We can mitigate this by switching into a different paradigm, which I call chain cross-linking. Explaining with a diagram:
The idea is that there are two types of cross-links, one going from the main chain to shards, and the other going from shards to the main chain. A shard-to-main-chain link must be signed off on by a committee, and the committee’s responsibility is to attest to the availability of all shard blocks since the last cross-link that was made for that shard (alternatively, in the meta-committee approach, a single meta-committee attests to the fact that for every shard, a committee has attested to the validity of some particular hash). Once an S2MC link is made, the validity of the main chain from that point depends on the validity of that shard chain; if a main chain contains a link to an invalid shard chain block, then that entire main chain past that point is to be considered invalid.
An S2MC link also establishes shard fork choice, using the “U rule”. To find the head of a shard chain:
- Start from the head of the main chain.
- Walk back to the latest main chain block that contains an S2MC link to that shard.

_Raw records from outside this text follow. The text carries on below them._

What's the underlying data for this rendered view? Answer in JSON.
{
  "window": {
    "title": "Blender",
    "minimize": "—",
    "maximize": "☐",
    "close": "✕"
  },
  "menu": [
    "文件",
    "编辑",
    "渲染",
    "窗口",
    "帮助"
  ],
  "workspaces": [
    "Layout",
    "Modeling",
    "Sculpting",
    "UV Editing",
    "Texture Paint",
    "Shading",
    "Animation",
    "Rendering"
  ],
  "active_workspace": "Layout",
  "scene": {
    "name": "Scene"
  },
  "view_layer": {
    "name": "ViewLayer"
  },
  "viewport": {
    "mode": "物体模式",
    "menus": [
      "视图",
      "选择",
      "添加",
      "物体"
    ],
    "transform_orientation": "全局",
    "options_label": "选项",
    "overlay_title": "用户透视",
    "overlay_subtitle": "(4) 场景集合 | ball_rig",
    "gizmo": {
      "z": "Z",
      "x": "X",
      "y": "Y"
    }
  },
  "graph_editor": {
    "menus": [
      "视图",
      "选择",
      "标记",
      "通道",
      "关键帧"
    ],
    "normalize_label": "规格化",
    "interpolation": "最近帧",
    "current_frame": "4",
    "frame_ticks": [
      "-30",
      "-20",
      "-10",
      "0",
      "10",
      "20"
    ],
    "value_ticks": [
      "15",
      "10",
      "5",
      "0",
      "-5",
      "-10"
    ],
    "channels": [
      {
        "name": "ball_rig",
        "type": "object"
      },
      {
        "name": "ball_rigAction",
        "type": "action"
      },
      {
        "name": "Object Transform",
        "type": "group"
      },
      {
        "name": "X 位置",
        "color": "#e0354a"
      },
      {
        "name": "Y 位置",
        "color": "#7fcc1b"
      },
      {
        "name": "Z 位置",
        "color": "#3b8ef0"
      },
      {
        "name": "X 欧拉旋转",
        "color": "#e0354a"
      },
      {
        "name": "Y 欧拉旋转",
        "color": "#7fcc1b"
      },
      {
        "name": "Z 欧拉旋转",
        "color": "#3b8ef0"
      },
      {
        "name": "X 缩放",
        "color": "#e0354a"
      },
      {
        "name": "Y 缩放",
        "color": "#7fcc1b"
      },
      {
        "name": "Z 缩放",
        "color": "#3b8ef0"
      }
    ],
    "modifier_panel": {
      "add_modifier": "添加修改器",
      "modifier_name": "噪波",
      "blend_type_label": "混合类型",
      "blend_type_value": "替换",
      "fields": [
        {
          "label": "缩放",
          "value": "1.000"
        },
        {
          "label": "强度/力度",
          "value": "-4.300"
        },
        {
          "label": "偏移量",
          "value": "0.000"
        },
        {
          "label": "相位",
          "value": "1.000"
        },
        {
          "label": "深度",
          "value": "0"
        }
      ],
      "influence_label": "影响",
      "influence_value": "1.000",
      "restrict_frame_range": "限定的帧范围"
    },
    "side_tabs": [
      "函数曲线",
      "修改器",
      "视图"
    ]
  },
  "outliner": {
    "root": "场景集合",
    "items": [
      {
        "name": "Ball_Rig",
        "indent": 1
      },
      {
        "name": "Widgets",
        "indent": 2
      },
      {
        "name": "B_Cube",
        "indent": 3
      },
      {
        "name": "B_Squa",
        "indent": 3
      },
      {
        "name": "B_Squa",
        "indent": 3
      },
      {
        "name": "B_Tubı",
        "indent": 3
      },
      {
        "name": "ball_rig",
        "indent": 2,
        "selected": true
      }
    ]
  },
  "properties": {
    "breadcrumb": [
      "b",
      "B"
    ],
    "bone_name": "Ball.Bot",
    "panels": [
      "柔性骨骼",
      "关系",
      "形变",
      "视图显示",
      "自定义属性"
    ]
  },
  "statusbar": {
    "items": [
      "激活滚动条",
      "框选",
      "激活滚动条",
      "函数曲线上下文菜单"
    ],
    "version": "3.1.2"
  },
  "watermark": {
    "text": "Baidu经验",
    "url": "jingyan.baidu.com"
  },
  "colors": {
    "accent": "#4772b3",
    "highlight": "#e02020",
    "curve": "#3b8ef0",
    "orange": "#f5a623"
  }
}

- Go to the shard collation referenced in that S2MC link.
- Walk forward to the head of the shard using that shard collation as a starting point / root, using the shard’s fork choice rule.
A main-chain-to-shard link can be signed off on by a single proposer in a shard; a proposer creating a collation on a shard can reference a main chain block, and that shard collation would then be dependent on both its direct parent and that main chain block for validity and for fork choice (that is, is the linked main chain block is not part of the canonical main chain, the shard collation cannot be part of the canonical shard chain). Notice that in both cases, the main chain drives the fork choice rule.
A not yet fully solved challenge is determining how to incentivize and when to allow cross-links.